The truth is, fat is a complex issue that we’re only beginning to understand scientifically. Only
15% of diets are successful right now. We’re learning that
the body works to put back on weight after it has lost it. Once your body has lost weight, it learns to use calories much more efficiently, in the attempt to put back on the weight. A person who has never dieted can consume more calories to maintain weight than a person who has dieted. We’re also learning that there are dozens of genetic variations associated with body size. We’re learning that our bodies’ response to
artificial sweeteners is much more complex than the “
zero calories” they were sold to us as being. The moral here is that even when fat people have been trying to make a healthy switch, it's not always as simple as it seems. Fat is a complex issue, and dieting is more complex than simply "

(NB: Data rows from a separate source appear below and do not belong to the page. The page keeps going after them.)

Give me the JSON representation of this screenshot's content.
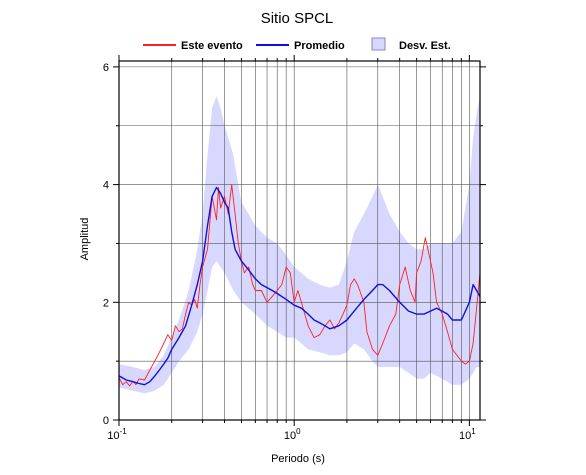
{
  "chart_data": {
    "type": "line",
    "title": "Sitio SPCL",
    "xlabel": "Periodo (s)",
    "ylabel": "Amplitud",
    "x_scale": "log",
    "xlim": [
      0.1,
      11.5
    ],
    "ylim": [
      0,
      6.1
    ],
    "grid": true,
    "legend_position": "top",
    "x_ticks": [
      {
        "value": 0.1,
        "base": "10",
        "exp": "-1"
      },
      {
        "value": 1,
        "base": "10",
        "exp": "0"
      },
      {
        "value": 10,
        "base": "10",
        "exp": "1"
      }
    ],
    "y_ticks": [
      {
        "value": 0,
        "label": "0"
      },
      {
        "value": 2,
        "label": "2"
      },
      {
        "value": 4,
        "label": "4"
      },
      {
        "value": 6,
        "label": "6"
      }
    ],
    "legend": [
      {
        "label": "Este evento",
        "kind": "line",
        "color": "#ff2020"
      },
      {
        "label": "Promedio",
        "kind": "line",
        "color": "#1010dd"
      },
      {
        "label": "Desv. Est.",
        "kind": "band",
        "color": "#d8d8ff"
      }
    ],
    "series": [
      {
        "name": "Este evento",
        "color": "#ff2020",
        "points": [
          [
            0.1,
            0.72
          ],
          [
            0.105,
            0.6
          ],
          [
            0.11,
            0.65
          ],
          [
            0.115,
            0.58
          ],
          [
            0.12,
            0.66
          ],
          [
            0.125,
            0.6
          ],
          [
            0.13,
            0.7
          ],
          [
            0.14,
            0.68
          ],
          [
            0.15,
            0.85
          ],
          [
            0.16,
            1.0
          ],
          [
            0.17,
            1.15
          ],
          [
            0.18,
            1.3
          ],
          [
            0.19,
            1.45
          ],
          [
            0.2,
            1.35
          ],
          [
            0.21,
            1.6
          ],
          [
            0.22,
            1.5
          ],
          [
            0.23,
            1.55
          ],
          [
            0.24,
            1.8
          ],
          [
            0.25,
            2.0
          ],
          [
            0.26,
            1.95
          ],
          [
            0.27,
            2.05
          ],
          [
            0.28,
            1.9
          ],
          [
            0.29,
            2.3
          ],
          [
            0.3,
            2.6
          ],
          [
            0.32,
            2.9
          ],
          [
            0.34,
            3.8
          ],
          [
            0.35,
            3.6
          ],
          [
            0.36,
            3.4
          ],
          [
            0.37,
            3.95
          ],
          [
            0.38,
            3.6
          ],
          [
            0.4,
            3.8
          ],
          [
            0.42,
            3.5
          ],
          [
            0.44,
            4.0
          ],
          [
            0.46,
            3.5
          ],
          [
            0.48,
            3.0
          ],
          [
            0.5,
            2.7
          ],
          [
            0.52,
            2.5
          ],
          [
            0.55,
            2.6
          ],
          [
            0.58,
            2.3
          ],
          [
            0.6,
            2.2
          ],
          [
            0.65,
            2.2
          ],
          [
            0.7,
            2.0
          ],
          [
            0.75,
            2.1
          ],
          [
            0.8,
            2.2
          ],
          [
            0.85,
            2.3
          ],
          [
            0.9,
            2.6
          ],
          [
            0.95,
            2.5
          ],
          [
            1.0,
            2.0
          ],
          [
            1.05,
            2.2
          ],
          [
            1.1,
            2.0
          ],
          [
            1.2,
            1.6
          ],
          [
            1.3,
            1.4
          ],
          [
            1.4,
            1.45
          ],
          [
            1.5,
            1.6
          ],
          [
            1.6,
            1.7
          ],
          [
            1.7,
            1.55
          ],
          [
            1.8,
            1.65
          ],
          [
            1.9,
            1.8
          ],
          [
            2.0,
            1.95
          ],
          [
            2.1,
            2.3
          ],
          [
            2.2,
            2.4
          ],
          [
            2.3,
            2.3
          ],
          [
            2.5,
            2.0
          ],
          [
            2.6,
            1.5
          ],
          [
            2.8,
            1.2
          ],
          [
            3.0,
            1.1
          ],
          [
            3.2,
            1.3
          ],
          [
            3.5,
            1.6
          ],
          [
            3.8,
            1.8
          ],
          [
            4.0,
            2.3
          ],
          [
            4.3,
            2.6
          ],
          [
            4.6,
            2.2
          ],
          [
            4.9,
            2.0
          ],
          [
            5.0,
            2.5
          ],
          [
            5.3,
            2.7
          ],
          [
            5.6,
            3.1
          ],
          [
            5.9,
            2.8
          ],
          [
            6.2,
            2.5
          ],
          [
            6.5,
            2.0
          ],
          [
            7.0,
            1.8
          ],
          [
            7.5,
            1.5
          ],
          [
            8.0,
            1.2
          ],
          [
            8.5,
            1.1
          ],
          [
            9.0,
            1.0
          ],
          [
            9.5,
            0.95
          ],
          [
            10.0,
            1.0
          ],
          [
            10.5,
            1.3
          ],
          [
            11.0,
            1.9
          ],
          [
            11.5,
            2.5
          ]
        ]
      },
      {
        "name": "Promedio",
        "color": "#1010dd",
        "points": [
          [
            0.1,
            0.75
          ],
          [
            0.11,
            0.68
          ],
          [
            0.12,
            0.65
          ],
          [
            0.13,
            0.62
          ],
          [
            0.14,
            0.6
          ],
          [
            0.15,
            0.65
          ],
          [
            0.16,
            0.75
          ],
          [
            0.17,
            0.85
          ],
          [
            0.18,
            0.95
          ],
          [
            0.19,
            1.05
          ],
          [
            0.2,
            1.2
          ],
          [
            0.22,
            1.4
          ],
          [
            0.24,
            1.6
          ],
          [
            0.26,
            1.95
          ],
          [
            0.28,
            2.3
          ],
          [
            0.3,
            2.7
          ],
          [
            0.32,
            3.3
          ],
          [
            0.34,
            3.8
          ],
          [
            0.36,
            3.95
          ],
          [
            0.38,
            3.85
          ],
          [
            0.4,
            3.7
          ],
          [
            0.42,
            3.6
          ],
          [
            0.44,
            3.2
          ],
          [
            0.46,
            2.9
          ],
          [
            0.5,
            2.7
          ],
          [
            0.55,
            2.55
          ],
          [
            0.6,
            2.4
          ],
          [
            0.65,
            2.3
          ],
          [
            0.7,
            2.25
          ],
          [
            0.75,
            2.2
          ],
          [
            0.8,
            2.15
          ],
          [
            0.9,
            2.05
          ],
          [
            1.0,
            1.95
          ],
          [
            1.1,
            1.9
          ],
          [
            1.2,
            1.8
          ],
          [
            1.3,
            1.7
          ],
          [
            1.4,
            1.65
          ],
          [
            1.5,
            1.6
          ],
          [
            1.6,
            1.55
          ],
          [
            1.8,
            1.6
          ],
          [
            2.0,
            1.7
          ],
          [
            2.2,
            1.85
          ],
          [
            2.5,
            2.05
          ],
          [
            2.8,
            2.2
          ],
          [
            3.0,
            2.3
          ],
          [
            3.2,
            2.3
          ],
          [
            3.5,
            2.2
          ],
          [
            4.0,
            2.0
          ],
          [
            4.5,
            1.85
          ],
          [
            5.0,
            1.8
          ],
          [
            5.5,
            1.8
          ],
          [
            6.0,
            1.85
          ],
          [
            6.5,
            1.9
          ],
          [
            7.0,
            1.85
          ],
          [
            7.5,
            1.8
          ],
          [
            8.0,
            1.7
          ],
          [
            9.0,
            1.7
          ],
          [
            10.0,
            2.0
          ],
          [
            10.5,
            2.3
          ],
          [
            11.0,
            2.2
          ],
          [
            11.5,
            2.1
          ]
        ]
      }
    ],
    "band": {
      "name": "Desv. Est.",
      "color": "#d8d8ff",
      "upper": [
        [
          0.1,
          0.95
        ],
        [
          0.12,
          0.9
        ],
        [
          0.14,
          0.85
        ],
        [
          0.16,
          0.9
        ],
        [
          0.18,
          1.1
        ],
        [
          0.2,
          1.4
        ],
        [
          0.22,
          1.7
        ],
        [
          0.25,
          2.2
        ],
        [
          0.28,
          2.9
        ],
        [
          0.3,
          3.5
        ],
        [
          0.32,
          4.5
        ],
        [
          0.34,
          5.3
        ],
        [
          0.36,
          5.5
        ],
        [
          0.38,
          5.3
        ],
        [
          0.4,
          5.0
        ],
        [
          0.42,
          4.8
        ],
        [
          0.45,
          4.5
        ],
        [
          0.48,
          4.0
        ],
        [
          0.5,
          3.7
        ],
        [
          0.55,
          3.5
        ],
        [
          0.6,
          3.3
        ],
        [
          0.7,
          3.1
        ],
        [
          0.8,
          3.0
        ],
        [
          0.9,
          2.8
        ],
        [
          1.0,
          2.6
        ],
        [
          1.1,
          2.5
        ],
        [
          1.2,
          2.4
        ],
        [
          1.4,
          2.3
        ],
        [
          1.6,
          2.25
        ],
        [
          1.8,
          2.3
        ],
        [
          2.0,
          2.7
        ],
        [
          2.2,
          3.2
        ],
        [
          2.4,
          3.4
        ],
        [
          2.6,
          3.6
        ],
        [
          2.8,
          3.8
        ],
        [
          3.0,
          4.0
        ],
        [
          3.2,
          3.8
        ],
        [
          3.5,
          3.5
        ],
        [
          4.0,
          3.2
        ],
        [
          4.5,
          3.0
        ],
        [
          5.0,
          2.9
        ],
        [
          5.5,
          2.9
        ],
        [
          6.0,
          3.0
        ],
        [
          7.0,
          3.0
        ],
        [
          8.0,
          3.0
        ],
        [
          9.0,
          3.2
        ],
        [
          10.0,
          4.0
        ],
        [
          10.5,
          4.8
        ],
        [
          11.0,
          5.2
        ],
        [
          11.5,
          5.5
        ]
      ],
      "lower": [
        [
          0.1,
          0.55
        ],
        [
          0.12,
          0.5
        ],
        [
          0.14,
          0.45
        ],
        [
          0.16,
          0.5
        ],
        [
          0.18,
          0.6
        ],
        [
          0.2,
          0.8
        ],
        [
          0.22,
          1.0
        ],
        [
          0.25,
          1.2
        ],
        [
          0.28,
          1.5
        ],
        [
          0.3,
          1.8
        ],
        [
          0.32,
          2.2
        ],
        [
          0.34,
          2.6
        ],
        [
          0.36,
          2.7
        ],
        [
          0.38,
          2.6
        ],
        [
          0.4,
          2.5
        ],
        [
          0.45,
          2.2
        ],
        [
          0.5,
          2.0
        ],
        [
          0.55,
          1.9
        ],
        [
          0.6,
          1.8
        ],
        [
          0.7,
          1.6
        ],
        [
          0.8,
          1.5
        ],
        [
          0.9,
          1.4
        ],
        [
          1.0,
          1.4
        ],
        [
          1.1,
          1.3
        ],
        [
          1.2,
          1.2
        ],
        [
          1.4,
          1.15
        ],
        [
          1.6,
          1.1
        ],
        [
          1.8,
          1.1
        ],
        [
          2.0,
          1.15
        ],
        [
          2.2,
          1.3
        ],
        [
          2.5,
          1.2
        ],
        [
          2.8,
          1.0
        ],
        [
          3.0,
          0.9
        ],
        [
          3.5,
          0.9
        ],
        [
          4.0,
          0.9
        ],
        [
          4.5,
          0.8
        ],
        [
          5.0,
          0.7
        ],
        [
          5.5,
          0.7
        ],
        [
          6.0,
          0.8
        ],
        [
          7.0,
          0.7
        ],
        [
          8.0,
          0.6
        ],
        [
          9.0,
          0.6
        ],
        [
          10.0,
          0.7
        ],
        [
          10.5,
          0.8
        ],
        [
          11.0,
          0.9
        ],
        [
          11.5,
          0.9
        ]
      ]
    }
  }
}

calories in, calories out."
I think every fat person in this society has felt the pain of thousands of
microaggressions. We get them every time we open a magazine or turn on the television to find another "hilarious" TV show making yet another
fat joke. This is liveable -- we live with it constantly. But what needs to change is how we respond to individuals in our lives -- our parents, children, siblings, relatives, friends, coworkers. What needs to change is how we respond in our liberal religious communities as well. So far, my experience of our response has been that we see fat people among us as an "issue" to be addressed, and the mode for addressing it is to complain or shame. How could our response be different?
When I was a new minister, a complaint came to my committee on ministry, and the complaint was that I was fat. I think there were some surrounding words about how this would make the congregation look bad, because there were negative stereotypes about fat people. "There are positive stereotypes, too," I responded. "What are they?" I was asked, as I recall. I talked about how fat people are seen as "jolly" (i.e. Santa), as goddess-like (when female), as friendly and approachable. Fat people being seen as asexual could even been a benefit in the ministry, arguably. All of these "positive" stereotypes are still stereotypes and no more real than the negative ones, of course. But mostly, I said, in seeing a fat minister, other fat people might see themselves as welcomed, as valued, and as acceptable to our community.
That's the vision I hold out -- fat people could walk into your sanctuary and know instantly that they are welcomed in your church. What would it take to make that a reality? What signals might be sending the opposite message? How can they be addressed? It's time for more Unitarian Universalists to take up this question -- to preach it, to teach it, and to live it.